Если бы у меня были родители, то, возможно, у меня была бы причина посмеяться над его словами. Но у меня не было причин смеяться, и у Франка тоже. Тут было не до смеха.

— Ты хочешь сказать, что он нуждался в надежной защите дома и хотел до последней минуты, как говорится, знать, что у него под ногами есть пол?

— Да, примерно так.

Я увидела перед собой отца Франка — вот он отодвигает в сторону обеденный стол, делает петлю, приносит ящик из-под пива или табурет и залезает на него. Потом, поджав ноги, повисает, держась за ремень, чтобы проверить выдержит ли крюк его тяжесть. Его немного трясет. Но вообще-то он спокоен. Кто знает, как все было? Но я увидела именно такую картину.

— Он единственный… в вашей семье? — спросила я с той же бестактностью, с какой завела этот необычный разговор. Я чувствовала себя кошкой, которая лежит в уголке и подглядывает за семейной трагедией Франка.

— Не знаю, — растерянно ответил он. — Думаю, да. А почему ты спросила об этом?

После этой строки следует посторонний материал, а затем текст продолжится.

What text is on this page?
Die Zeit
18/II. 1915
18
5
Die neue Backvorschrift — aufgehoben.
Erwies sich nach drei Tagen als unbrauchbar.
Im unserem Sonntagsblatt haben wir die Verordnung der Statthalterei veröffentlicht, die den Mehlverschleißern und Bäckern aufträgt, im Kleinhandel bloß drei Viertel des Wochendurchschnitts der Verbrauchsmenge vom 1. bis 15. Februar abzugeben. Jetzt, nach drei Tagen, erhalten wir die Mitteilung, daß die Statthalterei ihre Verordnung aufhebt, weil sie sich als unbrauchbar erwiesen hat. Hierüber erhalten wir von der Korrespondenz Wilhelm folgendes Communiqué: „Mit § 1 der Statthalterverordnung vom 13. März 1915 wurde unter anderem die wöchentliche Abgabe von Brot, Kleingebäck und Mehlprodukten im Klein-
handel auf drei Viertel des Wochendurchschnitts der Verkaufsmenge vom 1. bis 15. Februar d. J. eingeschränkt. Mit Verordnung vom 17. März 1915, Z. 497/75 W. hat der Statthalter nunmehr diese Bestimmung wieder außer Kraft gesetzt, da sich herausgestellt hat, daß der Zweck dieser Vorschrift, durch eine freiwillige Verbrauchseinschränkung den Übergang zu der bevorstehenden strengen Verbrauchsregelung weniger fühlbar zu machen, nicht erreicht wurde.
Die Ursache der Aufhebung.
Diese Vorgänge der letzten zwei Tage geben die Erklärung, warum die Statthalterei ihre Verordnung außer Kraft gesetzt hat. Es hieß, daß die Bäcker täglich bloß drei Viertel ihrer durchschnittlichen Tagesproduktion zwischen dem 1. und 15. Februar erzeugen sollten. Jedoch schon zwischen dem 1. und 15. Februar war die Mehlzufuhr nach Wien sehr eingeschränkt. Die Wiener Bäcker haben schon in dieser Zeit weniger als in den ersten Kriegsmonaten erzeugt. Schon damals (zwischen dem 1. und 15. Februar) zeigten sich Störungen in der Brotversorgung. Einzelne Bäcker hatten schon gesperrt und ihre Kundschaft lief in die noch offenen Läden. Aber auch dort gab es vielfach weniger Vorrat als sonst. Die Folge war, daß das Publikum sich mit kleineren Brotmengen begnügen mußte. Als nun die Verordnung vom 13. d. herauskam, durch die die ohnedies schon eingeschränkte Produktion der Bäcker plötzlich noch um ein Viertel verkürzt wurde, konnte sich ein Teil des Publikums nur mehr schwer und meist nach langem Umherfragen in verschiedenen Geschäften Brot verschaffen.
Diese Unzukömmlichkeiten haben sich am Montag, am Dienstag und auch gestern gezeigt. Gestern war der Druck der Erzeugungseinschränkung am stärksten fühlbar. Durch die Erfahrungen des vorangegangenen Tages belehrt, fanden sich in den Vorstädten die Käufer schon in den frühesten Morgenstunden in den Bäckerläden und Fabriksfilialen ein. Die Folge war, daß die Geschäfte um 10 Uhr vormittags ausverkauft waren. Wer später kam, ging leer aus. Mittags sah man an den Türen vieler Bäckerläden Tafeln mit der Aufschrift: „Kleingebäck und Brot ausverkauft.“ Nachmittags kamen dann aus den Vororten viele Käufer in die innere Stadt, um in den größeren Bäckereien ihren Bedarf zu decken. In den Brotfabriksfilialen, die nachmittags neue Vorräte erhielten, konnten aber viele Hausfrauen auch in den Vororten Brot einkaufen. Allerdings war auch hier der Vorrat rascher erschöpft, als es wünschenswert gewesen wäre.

— В некоторых семьях злоупотребляют такими вещами. Что-то вроде мести. Это передается по наследству следующим поколениям.

Франк с задумчивым видом смотрел на меня.

— Я думаю, маме было бы приятно с тобой познакомиться.

— Почему?

— Точно не знаю. Но, по-моему, вы ко многому относитесь одинаково.

— Каким образом?

— Если разговор касается чего-нибудь неприятного, вы говорите обо всем прямо и объективно. Словно разбираете в кладовке вещи, которые остались непроданными. Это не совсем обычно.

— Тебе это не нравится?

— Нравится или нет, какая разница, но я вижу в этом определенную схему. Пусть будет так. Я ничего не собираюсь менять.

— И меня тоже?

— Тем более тебя, — сказал он и опустошил бутылку. Потом поднял ее к свету и через нее посмотрел на меня. Показал мне язык, что делал довольно часто, свободной рукой обхватил мои бедра и притянул к себе.

Я устояла перед искушением поинтересоваться, какая она. Это было бы слишком.

— Нельзя менять родителей, — сказала я вместо этого.

— И детей тоже, — серьезно отозвался он.

— Береги своих детей. Семейные трагедии часто повторяются через поколение.

Глаза Франка затянулись пленкой, как у совы, на которую упал луч света.

— Ты за словом в карман не лезешь, — сказал он и замкнулся, превратившись в ежа, лежащего в траве. Медленно ощетинились иголки. Это означало: «Пожалуйста, не тронь меня. На сегодня хватит».

Теперь его семейные отношения интересовали меня еще больше. Но аудиенция была окончена. Франк снова стал как будто Франком. Моя задача заключалась в том, чтобы всеми силами поддерживать в нем равновесие. И этот случай показал мне, что наши отношения исключают долгие откровенные разговоры.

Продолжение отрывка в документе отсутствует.